TH: Neuroscientists are beginning to recognise the potential of citizen science to generate really big data. Sea Hero Quest and The Great Brain Experiment are great examples of how small-scale studies can be translated into games and apps that crowdsource data. Instead of examining 20 to 40 subjects in brain scanners, researchers can potentially look at data from tens of thousands of people playing games around the world. This allows researchers to study decision-making on a whole different scale and in much more detail.

My research brings together the fields of psychiatry, neuroscience and computer science to understand the adolescent brain. By combining citizen science and our interdisciplinary methods, we can develop computational models to look at different bits of the decision-making process and see how they vary between people with different symptoms and across ages.

“As with all chronic illnesses, the emphasis in mental health should be on prevention as well as treatment, so we need to act early and effectively.”

JB: How could this research help people in the future?

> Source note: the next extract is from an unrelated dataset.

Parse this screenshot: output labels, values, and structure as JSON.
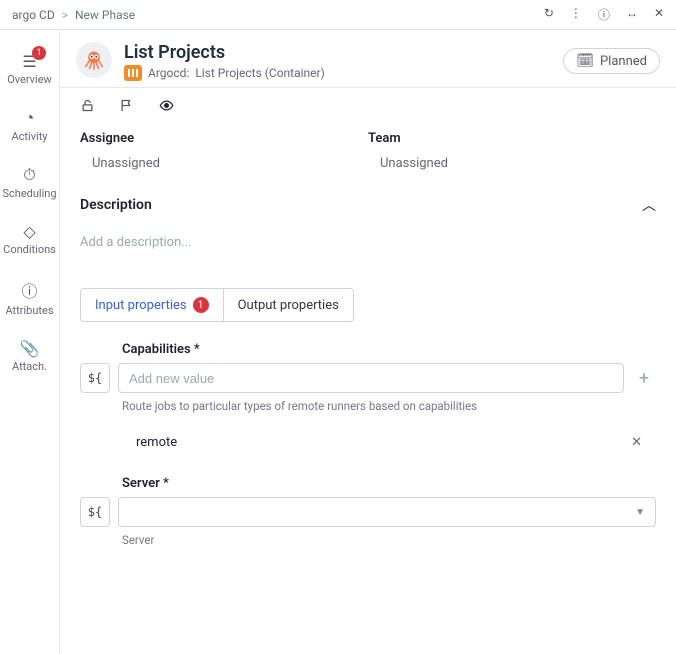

TH: As with all chronic illnesses, the emphasis in mental health should be on prevention as well as treatment, so we need to act early and effectively. This research could help develop predictors that tell us whether someone might develop obsessive-compulsive disorder (OCD), for example. We might then be able to intervene early to try to prevent the development of such disorders. A better understanding of the mechanisms of the brain will also allow us to develop more targeted ways of treating patients with mental illnesses.

Adolescent mental health has been neglected for decades. Most of the relevant studies have been conducted in adults, although we know that most mental illnesses emerge in adolescence. But now the wider public is starting to recognise that mental health matters in adolescents and that there is an urgent need to address this issue.

The COVID-19 pandemic has further highlighted this urgency. Adolescence is usually a highly social time when a person’s personality and brain are developing. Being cut off from peers could have a huge mental health impact, not to mention the long-term effects of uncertainty and disrupted education.

Footnotes

Tobias Hauser is the creator of Brain Explorer, a gaming app to help understand the brain. You can download the app and play the games on Apple and Android devices.

He is a Principal Research Fellow at the Max Planck UCL Centre for Computational Psychiatry and Ageing Research and at the Wellcome Centre for Human Neuroimaging. He is interested in the neurocomputational processes underlying learning and decision-making, and how these go awry in developmental psychiatric disorders.

Hauser and his Developmental Computational Psychiatry Group investigate how cognitive biases in obsessive-compulsive disorder (OCD) can help us better understand the neurocomputational mechanisms underlying this disorder. His primary focus is on the influence of neurocognitive development on the emergence of psychiatric disorders during adolescence. In his work, he combines neuroimaging, pharmacology, and computational modelling in youths and adults with and without mental health problems.

Hauser has received several prestigious prizes in psychiatry, such as the Emerging Leaders Prize in Adolescent Mental Health (2018) and the Kramer-Pollnow Award (2017). His work is supported by Wellcome, the European Research Council, the Royal Society, the Medical Research Foundation, the Jacobs Foundation, the Brain & Behavior Research Foundation and the Max Planck Society.